23. When a contract has been fully performed, there is a discharge of the contract by performance, and the contract comes to an end. In regard to such a discharged contract, nothing remains - neither any right to seek performance nor any obligation to perform. Where one of the parties to the contract issues a full and final discharge voucher confirming that he has received the payment in full and final satisfaction of all claims, and he has no outstanding claim, that amounts to discharge of the contract by acceptance of performance and the party issuing the discharge voucher/receipt cannot thereafter make any fresh claim or revive any settled claim, unless he proves that he signed and issued the discharge voucher/receipt under vitiating circumstances. Even if the claimant had agreed for settlement due to financial compulsions and commercial pressure or economic duress, if the decision to make a settlement was his free choice and if there was no coercion or compulsion by the insurer, the discharge voucher/receipt issued by him binds him (See National Insurance Company Limited v. M/s Boghara Polyfab Private Limited : AIR 2009 SC 170).
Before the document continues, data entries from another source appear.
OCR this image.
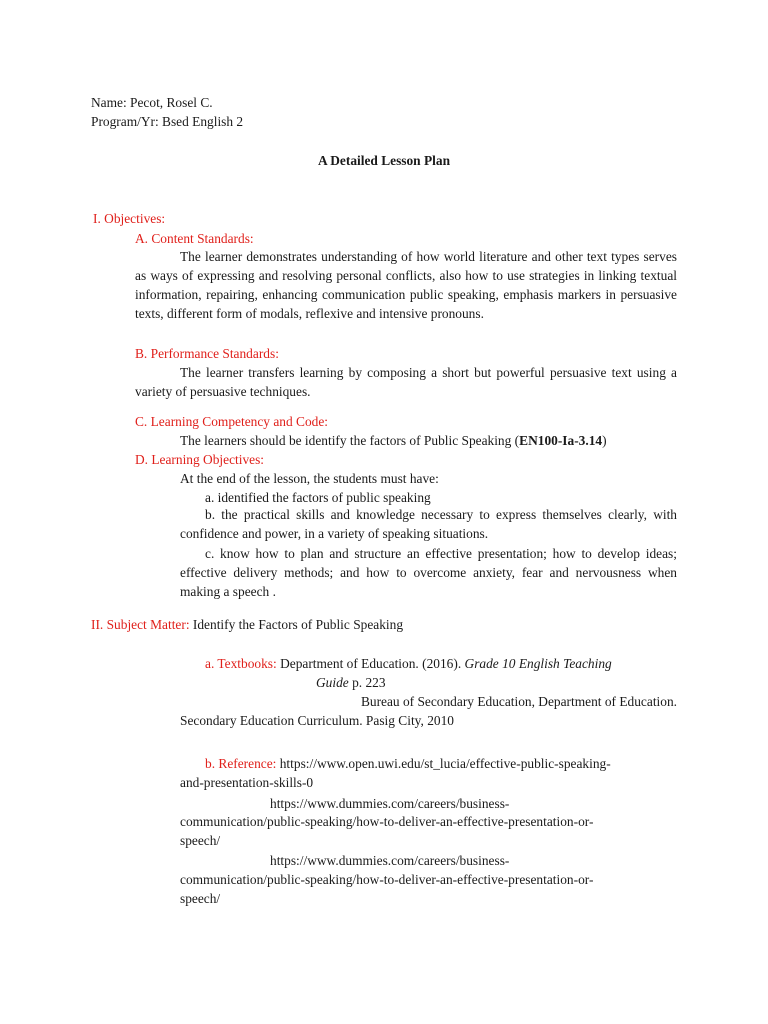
Name: Pecot, Rosel C.
Program/Yr: Bsed English 2
A Detailed Lesson Plan
I. Objectives:
A. Content Standards:

The learner demonstrates understanding of how world literature and other text types serves as ways of expressing and resolving personal conflicts, also how to use strategies in linking textual information, repairing, enhancing communication public speaking, emphasis markers in persuasive texts, different form of modals, reflexive and intensive pronouns.

B. Performance Standards:

The learner transfers learning by composing a short but powerful persuasive text using a variety of persuasive techniques.

C. Learning Competency and Code:
The learners should be identify the factors of Public Speaking (EN100-Ia-3.14)
D. Learning Objectives:
At the end of the lesson, the students must have:
a. identified the factors of public speaking

b. the practical skills and knowledge necessary to express themselves clearly, with confidence and power, in a variety of speaking situations.

c. know how to plan and structure an effective presentation; how to develop ideas; effective delivery methods; and how to overcome anxiety, fear and nervousness when making a speech .

II. Subject Matter: Identify the Factors of Public Speaking
a. Textbooks: Department of Education. (2016). Grade 10 English Teaching
Guide p. 223
Bureau of Secondary Education, Department of Education.
Secondary Education Curriculum. Pasig City, 2010
b. Reference: https://www.open.uwi.edu/st_lucia/effective-public-speaking-
and-presentation-skills-0
https://www.dummies.com/careers/business-
communication/public-speaking/how-to-deliver-an-effective-presentation-or-
speech/
https://www.dummies.com/careers/business-
communication/public-speaking/how-to-deliver-an-effective-presentation-or-
speech/
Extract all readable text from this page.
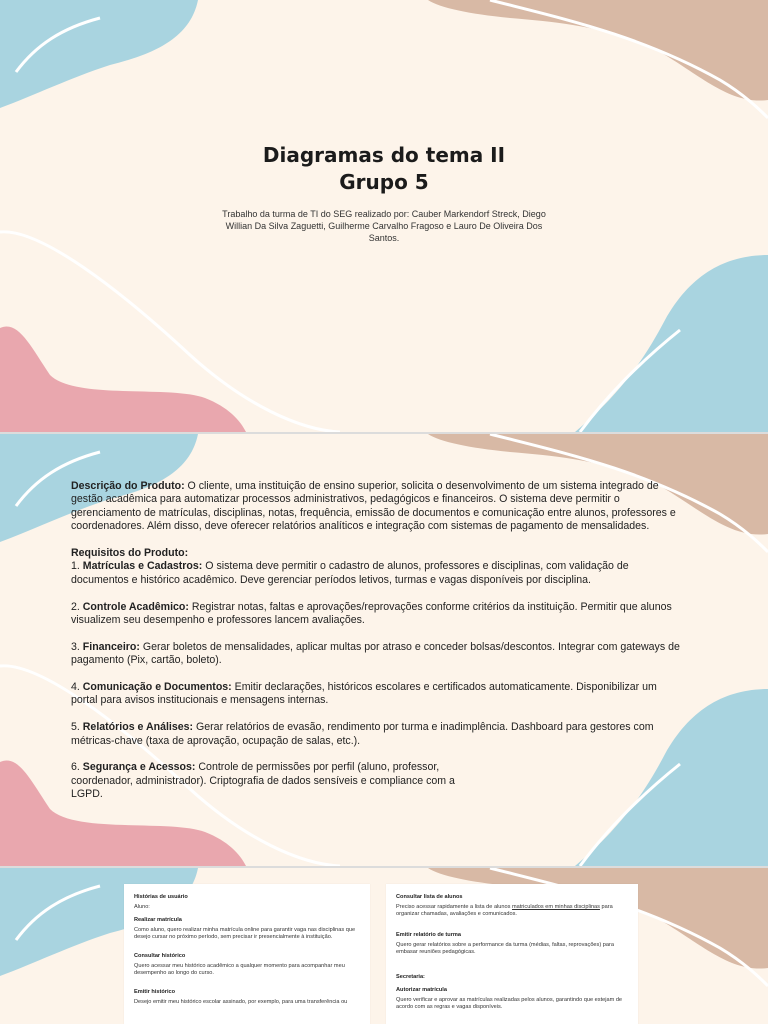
Diagramas do tema II
Grupo 5
Trabalho da turma de TI do SEG realizado por: Cauber Markendorf Streck, Diego Willian Da Silva Zaguetti, Guilherme Carvalho Fragoso e Lauro De Oliveira Dos Santos.

Descrição do Produto: O cliente, uma instituição de ensino superior, solicita o desenvolvimento de um sistema integrado de gestão acadêmica para automatizar processos administrativos, pedagógicos e financeiros. O sistema deve permitir o gerenciamento de matrículas, disciplinas, notas, frequência, emissão de documentos e comunicação entre alunos, professores e coordenadores. Além disso, deve oferecer relatórios analíticos e integração com sistemas de pagamento de mensalidades.

Requisitos do Produto:

1. Matrículas e Cadastros: O sistema deve permitir o cadastro de alunos, professores e disciplinas, com validação de documentos e histórico acadêmico. Deve gerenciar períodos letivos, turmas e vagas disponíveis por disciplina.

2. Controle Acadêmico: Registrar notas, faltas e aprovações/reprovações conforme critérios da instituição. Permitir que alunos visualizem seu desempenho e professores lancem avaliações.

3. Financeiro: Gerar boletos de mensalidades, aplicar multas por atraso e conceder bolsas/descontos. Integrar com gateways de pagamento (Pix, cartão, boleto).

4. Comunicação e Documentos: Emitir declarações, históricos escolares e certificados automaticamente. Disponibilizar um portal para avisos institucionais e mensagens internas.

5. Relatórios e Análises: Gerar relatórios de evasão, rendimento por turma e inadimplência. Dashboard para gestores com métricas-chave (taxa de aprovação, ocupação de salas, etc.).

6. Segurança e Acessos: Controle de permissões por perfil (aluno, professor, coordenador, administrador). Criptografia de dados sensíveis e compliance com a LGPD.

Histórias de usuário
Aluno:
Realizar matrícula
Como aluno, quero realizar minha matrícula online para garantir vaga nas disciplinas que desejo cursar no próximo período, sem precisar ir presencialmente à instituição.
Consultar histórico
Quero acessar meu histórico acadêmico a qualquer momento para acompanhar meu desempenho ao longo do curso.
Emitir histórico
Desejo emitir meu histórico escolar assinado, por exemplo, para uma transferência ou
Consultar lista de alunos
Preciso acessar rapidamente a lista de alunos matriculados em minhas disciplinas para organizar chamadas, avaliações e comunicados.
Emitir relatório de turma
Quero gerar relatórios sobre a performance da turma (médias, faltas, reprovações) para embasar reuniões pedagógicas.
Secretaria:
Autorizar matrícula
Quero verificar e aprovar as matrículas realizadas pelos alunos, garantindo que estejam de acordo com as regras e vagas disponíveis.
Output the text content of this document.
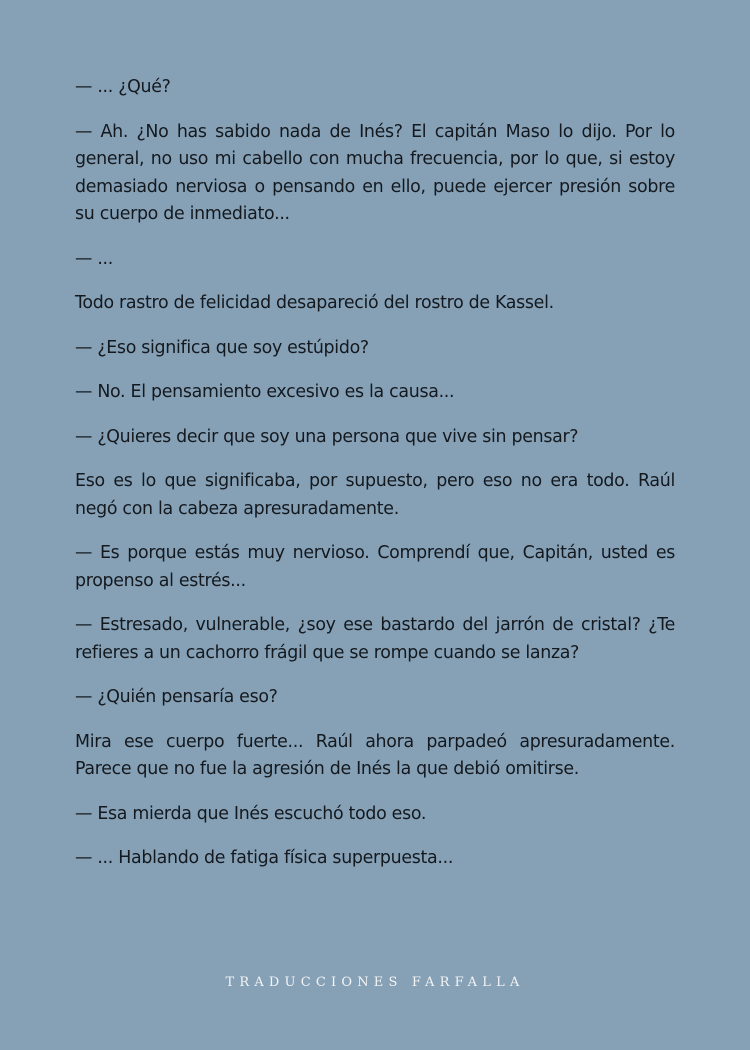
— ... ¿Qué?

— Ah. ¿No has sabido nada de Inés? El capitán Maso lo dijo. Por lo general, no uso mi cabello con mucha frecuencia, por lo que, si estoy demasiado nerviosa o pensando en ello, puede ejercer presión sobre su cuerpo de inmediato...

— ...

Todo rastro de felicidad desapareció del rostro de Kassel.

— ¿Eso significa que soy estúpido?

— No. El pensamiento excesivo es la causa...

— ¿Quieres decir que soy una persona que vive sin pensar?

Eso es lo que significaba, por supuesto, pero eso no era todo. Raúl negó con la cabeza apresuradamente.

— Es porque estás muy nervioso. Comprendí que, Capitán, usted es propenso al estrés...

— Estresado, vulnerable, ¿soy ese bastardo del jarrón de cristal? ¿Te refieres a un cachorro frágil que se rompe cuando se lanza?

— ¿Quién pensaría eso?

Mira ese cuerpo fuerte... Raúl ahora parpadeó apresuradamente. Parece que no fue la agresión de Inés la que debió omitirse.

— Esa mierda que Inés escuchó todo eso.

— ... Hablando de fatiga física superpuesta...

TRADUCCIONES FARFALLA
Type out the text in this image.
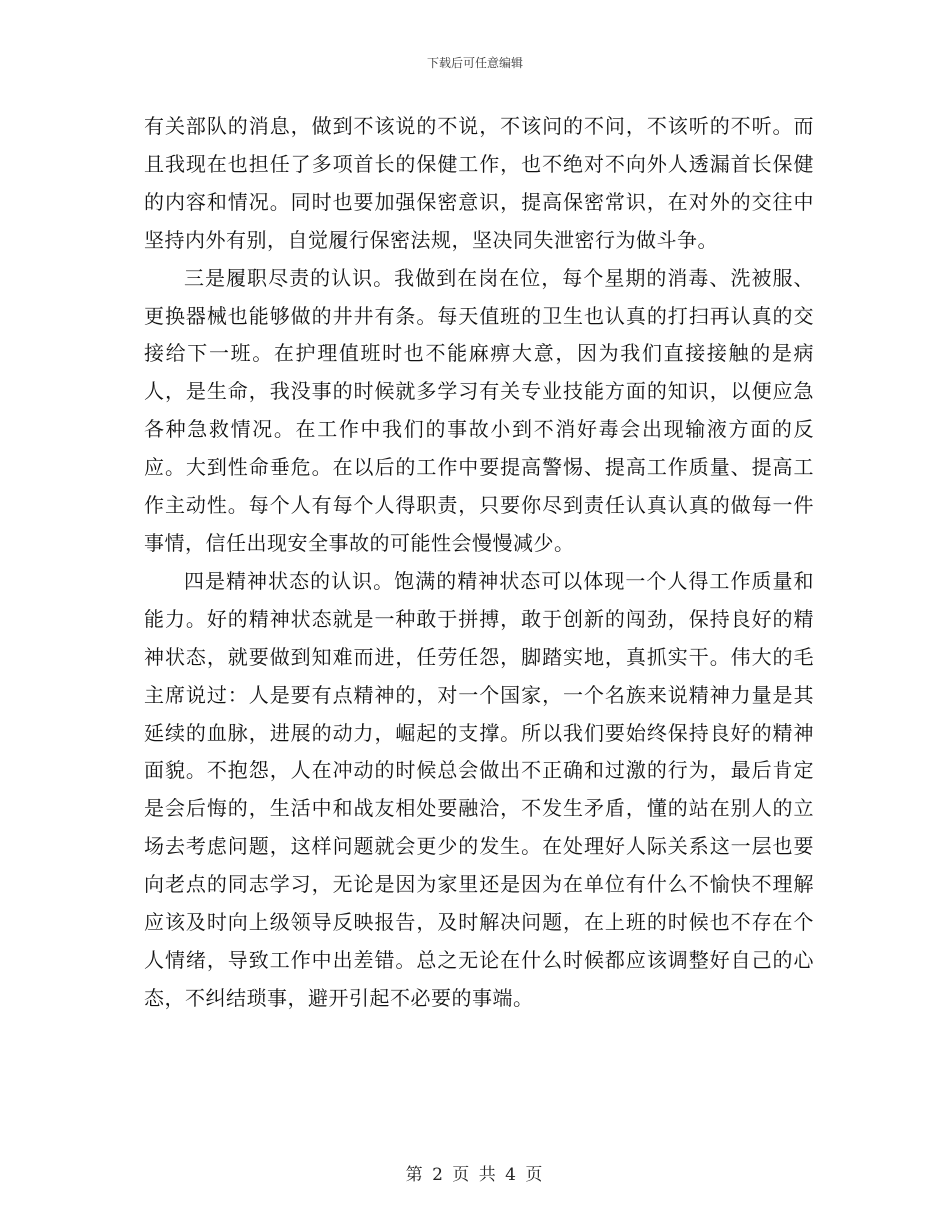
下载后可任意编辑

有关部队的消息，做到不该说的不说，不该问的不问，不该听的不听。而且我现在也担任了多项首长的保健工作，也不绝对不向外人透漏首长保健的内容和情况。同时也要加强保密意识，提高保密常识，在对外的交往中坚持内外有别，自觉履行保密法规，坚决同失泄密行为做斗争。

三是履职尽责的认识。我做到在岗在位，每个星期的消毒、洗被服、更换器械也能够做的井井有条。每天值班的卫生也认真的打扫再认真的交接给下一班。在护理值班时也不能麻痹大意，因为我们直接接触的是病人，是生命，我没事的时候就多学习有关专业技能方面的知识，以便应急各种急救情况。在工作中我们的事故小到不消好毒会出现输液方面的反应。大到性命垂危。在以后的工作中要提高警惕、提高工作质量、提高工作主动性。每个人有每个人得职责，只要你尽到责任认真认真的做每一件事情，信任出现安全事故的可能性会慢慢减少。

四是精神状态的认识。饱满的精神状态可以体现一个人得工作质量和能力。好的精神状态就是一种敢于拼搏，敢于创新的闯劲，保持良好的精神状态，就要做到知难而进，任劳任怨，脚踏实地，真抓实干。伟大的毛主席说过：人是要有点精神的，对一个国家，一个名族来说精神力量是其延续的血脉，进展的动力，崛起的支撑。所以我们要始终保持良好的精神面貌。不抱怨，人在冲动的时候总会做出不正确和过激的行为，最后肯定是会后悔的，生活中和战友相处要融洽，不发生矛盾，懂的站在别人的立场去考虑问题，这样问题就会更少的发生。在处理好人际关系这一层也要向老点的同志学习，无论是因为家里还是因为在单位有什么不愉快不理解应该及时向上级领导反映报告，及时解决问题，在上班的时候也不存在个人情绪，导致工作中出差错。总之无论在什么时候都应该调整好自己的心态，不纠结琐事，避开引起不必要的事端。

第 2 页 共 4 页
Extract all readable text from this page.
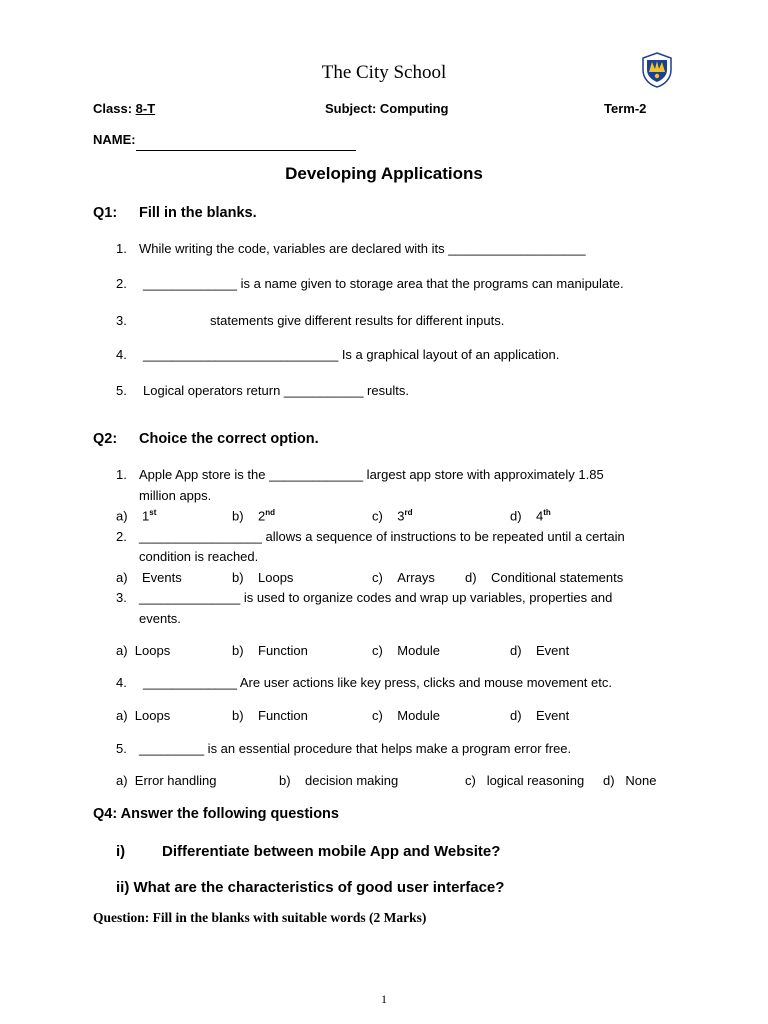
The City School
Class: 8-T	Subject: Computing	Term-2
NAME:
Developing Applications
Q1: Fill in the blanks.
1. While writing the code, variables are declared with its ___________________
2. _____________ is a name given to storage area that the programs can manipulate.
3.	statements give different results for different inputs.
4. ___________________________ Is a graphical layout of an application.
5. Logical operators return ___________ results.
Q2: Choice the correct option.
1. Apple App store is the _____________ largest app store with approximately 1.85
million apps.
a) 1st	b) 2nd	c) 3rd	d) 4th
2. _________________ allows a sequence of instructions to be repeated until a certain
condition is reached.
a) Events	b) Loops	c) Arrays d) Conditional statements
3. ______________ is used to organize codes and wrap up variables, properties and
events.
a) Loops	b) Function	c) Module	d) Event
4. _____________ Are user actions like key press, clicks and mouse movement etc.
a) Loops	b) Function	c) Module	d) Event
5. _________ is an essential procedure that helps make a program error free.
a) Error handling	b) decision making	c) logical reasoning d) None
Q4: Answer the following questions
i) Differentiate between mobile App and Website?
ii) What are the characteristics of good user interface?
Question: Fill in the blanks with suitable words (2 Marks)
1
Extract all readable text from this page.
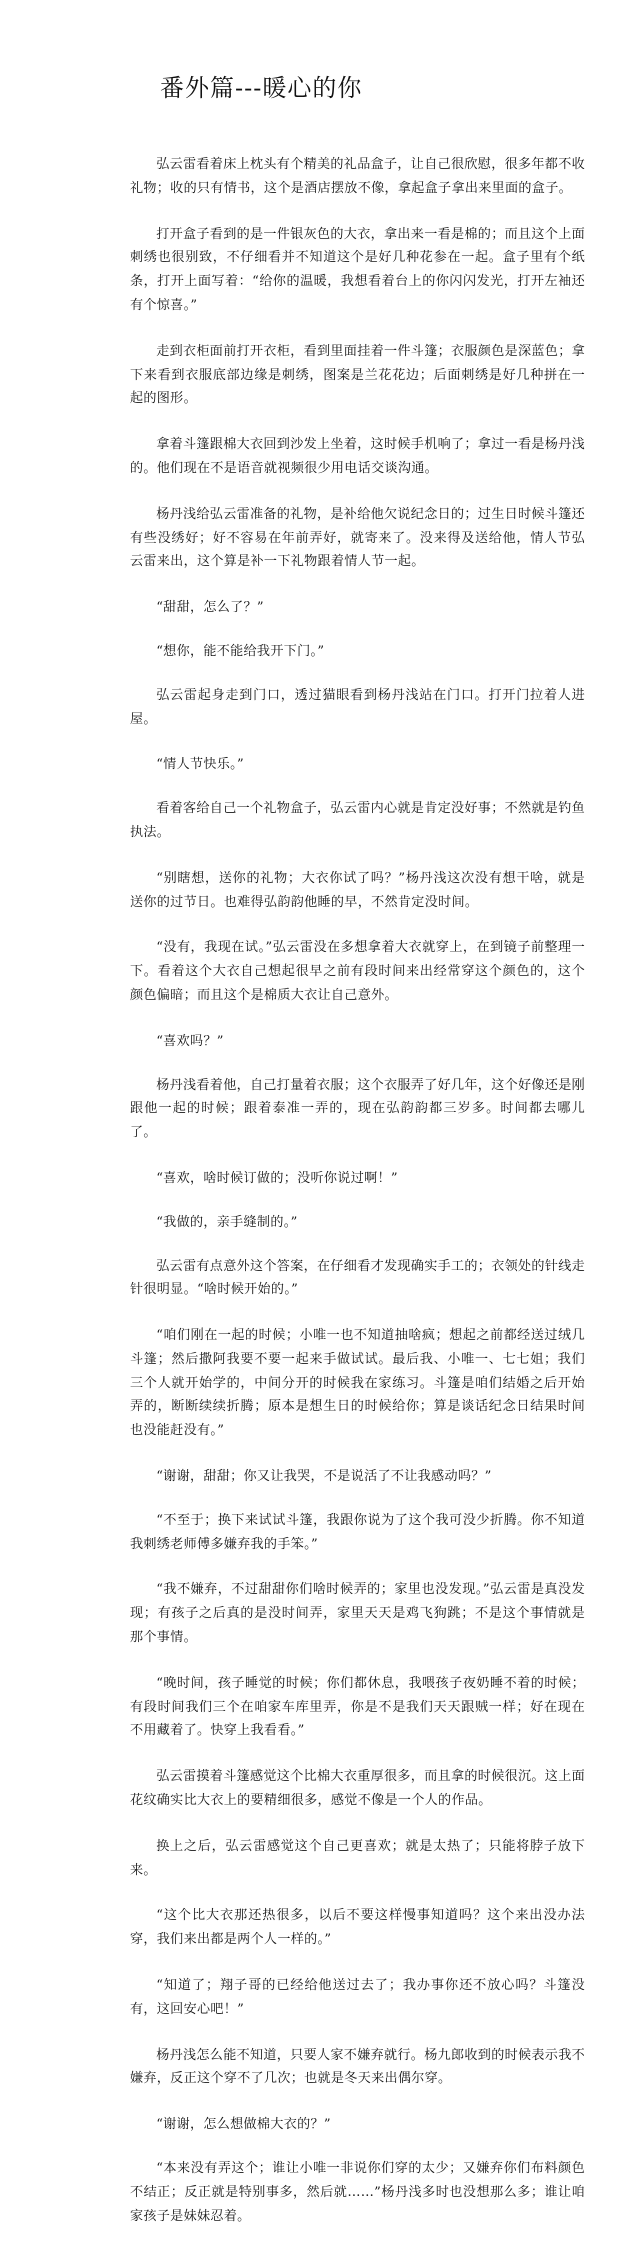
番外篇---暖心的你

弘云雷看着床上枕头有个精美的礼品盒子，让自己很欣慰，很多年都不收礼物；收的只有情书，这个是酒店摆放不像，拿起盒子拿出来里面的盒子。

打开盒子看到的是一件银灰色的大衣，拿出来一看是棉的；而且这个上面刺绣也很别致，不仔细看并不知道这个是好几种花参在一起。盒子里有个纸条，打开上面写着：“给你的温暖，我想看着台上的你闪闪发光，打开左袖还有个惊喜。”

走到衣柜面前打开衣柜，看到里面挂着一件斗篷；衣服颜色是深蓝色；拿下来看到衣服底部边缘是刺绣，图案是兰花花边；后面刺绣是好几种拼在一起的图形。

拿着斗篷跟棉大衣回到沙发上坐着，这时候手机响了；拿过一看是杨丹浅的。他们现在不是语音就视频很少用电话交谈沟通。

杨丹浅给弘云雷准备的礼物，是补给他欠说纪念日的；过生日时候斗篷还有些没绣好；好不容易在年前弄好，就寄来了。没来得及送给他，情人节弘云雷来出，这个算是补一下礼物跟着情人节一起。

“甜甜，怎么了？”

“想你，能不能给我开下门。”

弘云雷起身走到门口，透过猫眼看到杨丹浅站在门口。打开门拉着人进屋。

“情人节快乐。”

看着客给自己一个礼物盒子，弘云雷内心就是肯定没好事；不然就是钓鱼执法。

“别瞎想，送你的礼物；大衣你试了吗？”杨丹浅这次没有想干啥，就是送你的过节日。也难得弘韵韵他睡的早，不然肯定没时间。

“没有，我现在试。”弘云雷没在多想拿着大衣就穿上，在到镜子前整理一下。看着这个大衣自己想起很早之前有段时间来出经常穿这个颜色的，这个颜色偏暗；而且这个是棉质大衣让自己意外。

“喜欢吗？”

杨丹浅看着他，自己打量着衣服；这个衣服弄了好几年，这个好像还是刚跟他一起的时候；跟着泰准一弄的，现在弘韵韵都三岁多。时间都去哪儿了。

“喜欢，啥时候订做的；没听你说过啊！”

“我做的，亲手缝制的。”

弘云雷有点意外这个答案，在仔细看才发现确实手工的；衣领处的针线走针很明显。“啥时候开始的。”

“咱们刚在一起的时候；小唯一也不知道抽啥疯；想起之前都经送过绒几斗篷；然后撒阿我要不要一起来手做试试。最后我、小唯一、七七姐；我们三个人就开始学的，中间分开的时候我在家练习。斗篷是咱们结婚之后开始弄的，断断续续折腾；原本是想生日的时候给你；算是谈话纪念日结果时间也没能赶没有。”

“谢谢，甜甜；你又让我哭，不是说活了不让我感动吗？”

“不至于；换下来试试斗篷，我跟你说为了这个我可没少折腾。你不知道我刺绣老师傅多嫌弃我的手笨。”

“我不嫌弃，不过甜甜你们啥时候弄的；家里也没发现。”弘云雷是真没发现；有孩子之后真的是没时间弄，家里天天是鸡飞狗跳；不是这个事情就是那个事情。

“晚时间，孩子睡觉的时候；你们都休息，我喂孩子夜奶睡不着的时候；有段时间我们三个在咱家车库里弄，你是不是我们天天跟贼一样；好在现在不用藏着了。快穿上我看看。”

弘云雷摸着斗篷感觉这个比棉大衣重厚很多，而且拿的时候很沉。这上面花纹确实比大衣上的要精细很多，感觉不像是一个人的作品。

换上之后，弘云雷感觉这个自己更喜欢；就是太热了；只能将脖子放下来。

“这个比大衣那还热很多，以后不要这样慢事知道吗？这个来出没办法穿，我们来出都是两个人一样的。”

“知道了；翔子哥的已经给他送过去了；我办事你还不放心吗？斗篷没有，这回安心吧！”

杨丹浅怎么能不知道，只要人家不嫌弃就行。杨九郎收到的时候表示我不嫌弃，反正这个穿不了几次；也就是冬天来出偶尔穿。

“谢谢，怎么想做棉大衣的？”

“本来没有弄这个；谁让小唯一非说你们穿的太少；又嫌弃你们布料颜色不结正；反正就是特别事多，然后就……”杨丹浅多时也没想那么多；谁让咱家孩子是妹妹忍着。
24. True, unreasonableness of an award is not a matter for consideration of the court in an application filed under Section 34(1) of the Act. The court cannot examine the reasonableness of the reasons given by the arbitrator. The court cannot reappreciate the evidence for the purpose of finding whether on the facts and circumstances, the award in question could have been made. But, when the award passed by the arbitrator is not based on any pleadings or evidence, and when it is perverse, the court can interfere. If the decision is based on no legal evidence or in coming to his conclusion, the arbitrator has taken into account irrelevant and extraneous considerations not germane to the resolution of the dispute, the award is perverse. It will be an affront to the law which cannot be overlooked. In O.N.G.C. Limited v. Garware Shipping Corporation Limited : AIR 2008 SC 456, the Apex Court has held that there is no proposition that the courts could be slow to interfere with the award of the arbitrator, even if the conclusions are perverse, and even when the very basis of the award is wrong. If the Court finds that the award is vitiated by gross perversity and consequently vitiated by patent illegality, the Court should not hesitate to invoke the power under S.34(2)(b)(ii) of the Act. When errors of finding of facts having a bearing on the dispute are patent and is easily demonstrable without the necessity of carefully weighing the evidence, interference with the award is possible on the ground of patent illegality.
25. In the instant case, the award of the arbitrator is patently illegal. His finding that the appellant issued the discharge voucher not voluntarily is based not on sufficient pleadings and proof especially regarding the financial distress of the appellant and the fraud played upon him by the insurance company. Therefore, we see no ground to interfere with the order of the learned Additional District Judge.
Accordingly, the appeal is dismissed. No costs.